オリアナほどの使い手であれば、その程度の魔法ならば使ったことを隠すことくらい簡単だろう。だけど、そうしなかった。つまり、牽制。
オリアナはオリアナで、新参であるベラに気を許していない――
そういうことだ。
「くだらん連中だ! 俺の飲み物を勝手に飲んだ罰をくれてやる!」
直後――
オリアナとベラが呻き声をあげて体をくの字に折った。シリウスが二人に向けて雷撃を放ったのだ。
「馬鹿な犬には躾が必要だな」
「うふふふ、さ、最高……!」
オリアナの表情に歪んだ愉悦が混じる。そして、そのままシリウスに体を寄せた。シリウスはそんなもの興味がないとばかりに鼻を慣らす。
(ああ、なんてひどい人なんだ……)
そんなふうに思う。他人を傷つけることに躊躇のない言動、容赦のない性格、ほんの一瞬で不機嫌になる面倒さ――ただの暴力と暴言の塊。

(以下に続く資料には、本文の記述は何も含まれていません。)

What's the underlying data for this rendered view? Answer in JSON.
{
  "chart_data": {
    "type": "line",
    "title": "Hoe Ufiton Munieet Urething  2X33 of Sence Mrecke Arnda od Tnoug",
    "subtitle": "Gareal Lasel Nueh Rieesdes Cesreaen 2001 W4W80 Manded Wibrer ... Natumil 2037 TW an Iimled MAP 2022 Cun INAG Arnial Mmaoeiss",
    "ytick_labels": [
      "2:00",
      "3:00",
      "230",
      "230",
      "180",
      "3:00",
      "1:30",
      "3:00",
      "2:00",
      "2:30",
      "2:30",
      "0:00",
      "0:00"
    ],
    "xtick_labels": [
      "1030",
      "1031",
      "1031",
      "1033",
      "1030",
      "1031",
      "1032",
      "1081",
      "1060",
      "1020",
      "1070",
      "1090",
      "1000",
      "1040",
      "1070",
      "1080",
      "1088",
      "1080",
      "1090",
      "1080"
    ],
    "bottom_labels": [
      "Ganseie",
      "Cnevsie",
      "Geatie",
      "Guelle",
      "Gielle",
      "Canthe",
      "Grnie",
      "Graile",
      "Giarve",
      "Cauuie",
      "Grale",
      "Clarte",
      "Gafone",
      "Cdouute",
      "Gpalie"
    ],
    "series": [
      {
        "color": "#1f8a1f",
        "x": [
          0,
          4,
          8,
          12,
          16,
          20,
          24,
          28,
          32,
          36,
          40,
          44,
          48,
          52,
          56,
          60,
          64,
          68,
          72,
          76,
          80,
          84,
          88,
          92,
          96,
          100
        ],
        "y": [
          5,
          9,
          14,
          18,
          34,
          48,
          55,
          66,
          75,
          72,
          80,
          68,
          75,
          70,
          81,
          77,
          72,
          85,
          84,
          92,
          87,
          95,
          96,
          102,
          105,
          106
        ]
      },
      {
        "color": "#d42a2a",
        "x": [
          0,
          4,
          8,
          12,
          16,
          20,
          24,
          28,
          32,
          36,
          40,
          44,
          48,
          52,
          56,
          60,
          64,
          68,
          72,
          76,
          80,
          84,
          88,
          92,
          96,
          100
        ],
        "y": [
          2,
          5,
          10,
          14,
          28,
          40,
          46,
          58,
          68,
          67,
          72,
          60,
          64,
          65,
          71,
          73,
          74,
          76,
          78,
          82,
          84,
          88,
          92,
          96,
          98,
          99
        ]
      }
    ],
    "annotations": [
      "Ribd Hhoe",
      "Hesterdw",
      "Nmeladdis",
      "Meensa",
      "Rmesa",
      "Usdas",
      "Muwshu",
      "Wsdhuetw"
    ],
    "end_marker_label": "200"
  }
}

彼は、ルシアが子供の頃に認識した通り、変わりなく最低で最悪な男だ。
だけど、どうしてだろうか。
ああやって二人の女たちと話している姿を見て、心苦しいものを感じる。
あの中に入りたい、ああやって自分自身を近づけたい――そんな気持ちが湧いてしまうのを無視できない。そして、そんなことすら実行できないお固い自分に嫌な気持ちが湧く。
(わ、私は……)
あんな酷い男なのに、どうしてこうも興味を持ってしまうのだろうか。危ない魅力を感じてしまうのだろうか。
「――大丈夫ですか、ルシア様?」
ふと声に気がつくと、さっきまで壁際で息を潜めていたオスカーが肩に手を置いていた。
「……ちょっと気分がすぐれないかな……」
そう言ってから、シリウスに視線を向けた。
「今日は部屋に戻って休みます」
「好きにしろ」
シリウスは一瞥すらくれず、そんなことを言う。
ルシアは一礼すると部屋を出て自分の部屋へと向かって歩き出した。正直、どう歩こうかという意識はない。足が運んでくれるままに歩いていた。なぜなら、それができないほどに心が乱れていたから。
最低最悪なことなどわかっているのに――
なぜ、こんな気持ちに……?
2人の美女が接近していて、私はどうすればいい?
そんなことがグルグルと頭の中を回っていたときだった。
「――――」
何者かが、声をかけてきた。
当初、ルシアは気付けなかった。足を止めることなく歩き去ろうとする。だから、今度その何者かはルシアの右手を掴んだ。
「……え?」
「ルシア様、お待ちください」
そこに立っていたのは、紫色の癖毛が目立つ背の低い少女だった。
「ええと、確か、クラスメイトの――」
「クララ・グリムですぅ」
にっこりと微笑んでから、言葉を続けた。